The ideological campaign of the bourgeois undoubtedly had a material effect in underpinning neo-liberal policies, which weakened the rights and conditions of the working class. The other side of the coin, however, is that intensified capitalist globalisation has lowered national barriers, certainly as far as the ‘free movement of capital’ is concerned. It has led to the rapid transfer of resources from one country and one continent to another. All this has compelled working class people into thinking in continental and even world terms. In other words, capitalism has prepared the objective basis for a new internationalism in outlook, manifested, in the first instance, in the powerful ‘anti-capitalist globalisation’ movements of the late 1990s and the early part of this century.

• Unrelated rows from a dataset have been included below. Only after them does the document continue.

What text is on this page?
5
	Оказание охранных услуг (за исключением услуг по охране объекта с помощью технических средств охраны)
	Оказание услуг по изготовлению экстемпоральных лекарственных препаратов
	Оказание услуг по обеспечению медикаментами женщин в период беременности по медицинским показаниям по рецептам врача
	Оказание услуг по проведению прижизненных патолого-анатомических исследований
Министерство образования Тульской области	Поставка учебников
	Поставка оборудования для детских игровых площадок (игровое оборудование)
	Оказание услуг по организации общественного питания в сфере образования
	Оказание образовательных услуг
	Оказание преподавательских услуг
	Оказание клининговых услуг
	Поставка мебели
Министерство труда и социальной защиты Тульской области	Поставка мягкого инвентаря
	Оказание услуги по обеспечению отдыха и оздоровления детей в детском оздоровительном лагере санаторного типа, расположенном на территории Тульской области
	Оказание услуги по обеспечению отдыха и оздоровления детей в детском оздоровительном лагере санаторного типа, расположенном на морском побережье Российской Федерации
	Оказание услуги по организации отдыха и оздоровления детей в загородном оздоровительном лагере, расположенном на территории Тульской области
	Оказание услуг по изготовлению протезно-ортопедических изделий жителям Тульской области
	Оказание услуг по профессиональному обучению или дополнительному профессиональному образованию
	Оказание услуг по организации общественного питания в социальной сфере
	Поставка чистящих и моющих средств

From London to Seattle, from Prague to the historic and bloody clashes in Genoa and Gothenburg, at Nice, Quebec, Porto Allegre, Paris and Mumbai, inhumane, ‘modern’ capitalism, and its brutal juggernaut of globalisation, were rejected. In the first instance, this has been manifested in the changes in outlook and the actions of young people, supported, in some instances, by significant sections of workers. In the germ, this is a new internationalism that identifies with the struggle of the ‘people’ in continental and global terms. However, a class differentiation will come at a certain stage. Karl Marx was the first to recognise “globalisation” in his day, the development of a world market, and with it, the world working class, which made possible ‘world history’: “The proletariat can…only exist world-historically, just as communism, its movement, can only have a ‘world-historical’ existence.” And further: “The extension of markets into a world-market, which has now become possible and was daily becoming more and more a fact, called forth a new phase of historical development…”.